II) If the incident side of the cladding contains an impurity that lowers the refractive index at such a rate that the laser light does not leak intensively even when the laser light with a high output power is incident, the laser light with a high output power is surely obtained. Since the light is reflected on the incident side of the clad portion, it is possible to prevent the occurrence of burning.

III) If fluorine is used as the impurity for lowering the refractive index, the refractive index of the fluorine-containing clad portion is reduced at a desired ratio. Can be emitted.

[Brief description of the drawings]

FIG. 1 is a schematic diagram showing an example of an embodiment of an optical fiber of the present invention.

FIG. 2 is a conceptual diagram showing an example of a conventional optical fiber.

[Explanation of symbols]

 5 Core 6 Cladding

 ──────────────────────────────────────────────────続 き Continuation of the front page (72) Inventor Akihiro Nishimi 3-1-1-15 Toyosu, Koto-ku, Tokyo Ishikawajima Harima Heavy Industries, Ltd.
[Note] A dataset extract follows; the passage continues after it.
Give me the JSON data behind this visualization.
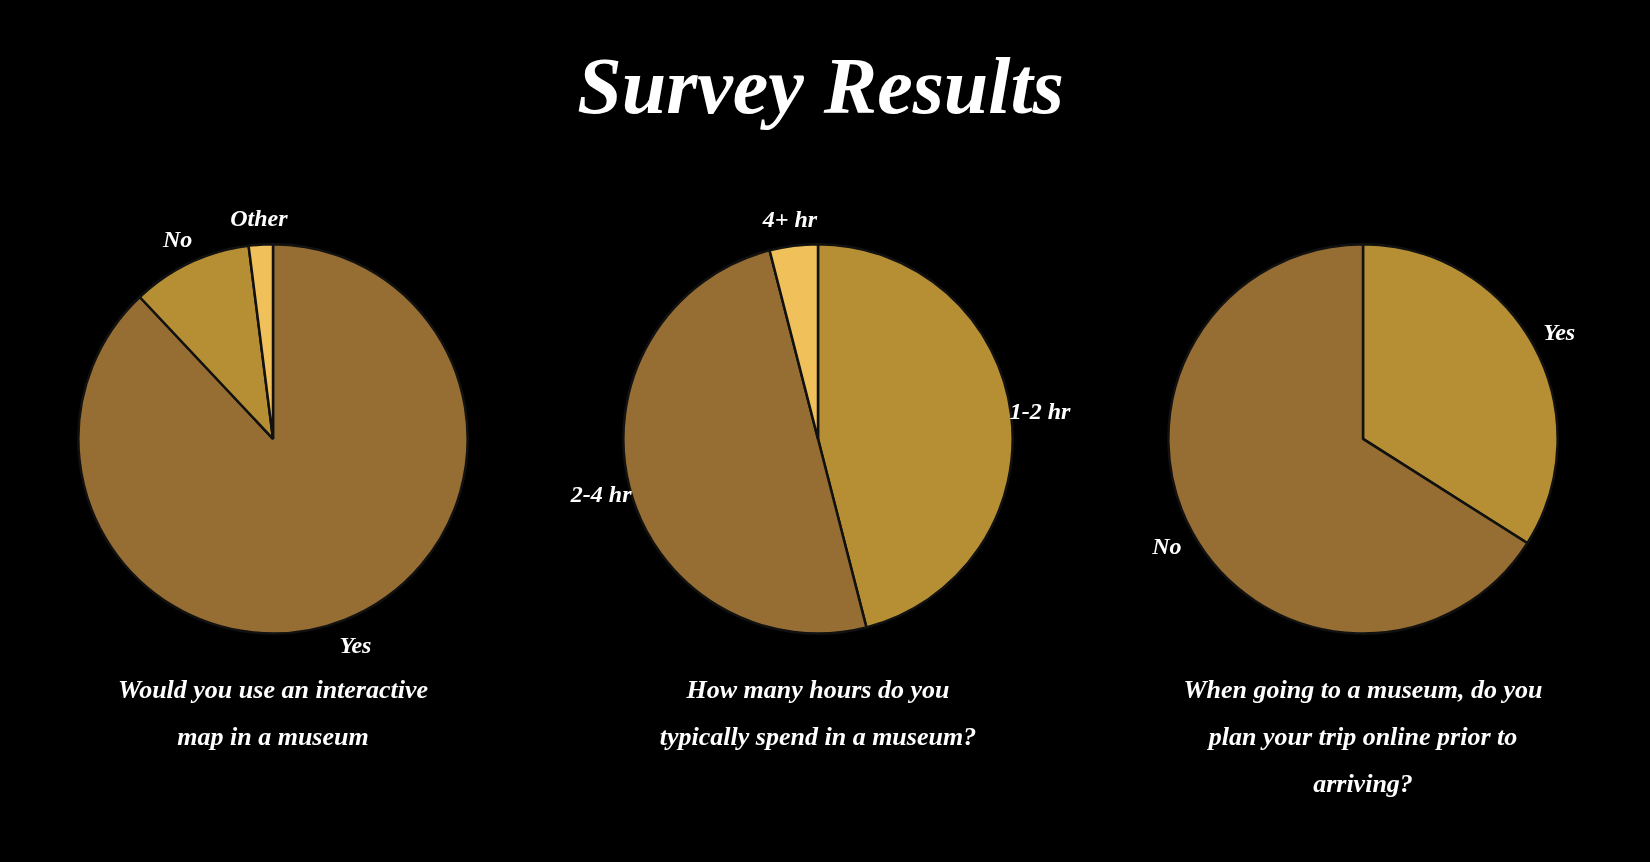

Tokyo Engineering Center (72) Inventor Minoru Uehara 3-1-1 Toyosu, Koto-ku, Tokyo No. 15 Ishikawajima Harima Heavy Industries, Ltd. Tokyo Engineering Center (72) Inventor Yoshihisa Yamauchi 3-1-1, Toyosu, Koto-ku, Tokyo Ishikawajima Harima Heavy Industries, Ltd. Tokyo Engineering Center F-term (reference) 2H037 AA04 BA03 CA05 2H050 AB10Y AC03 AC82 4E068 CD01 CE08

Claims (3)

[Claims] 1. An optical fiber comprising a core having a high refractive index and a clad formed around the core and having a refractive index smaller than the core, wherein the clad lowers the refractive index. An optical fiber, characterized by containing impurities to be gradually reduced from an incident side to an emission side. 2. The optical fiber according to claim 1, wherein the incident side of the clad portion contains an impurity for lowering the refractive index at such a rate that the laser light does not leak intensively even when a high-power laser light is incident. 3. The optical fiber according to claim 1, wherein the impurity that reduces the refractive index is fluorine.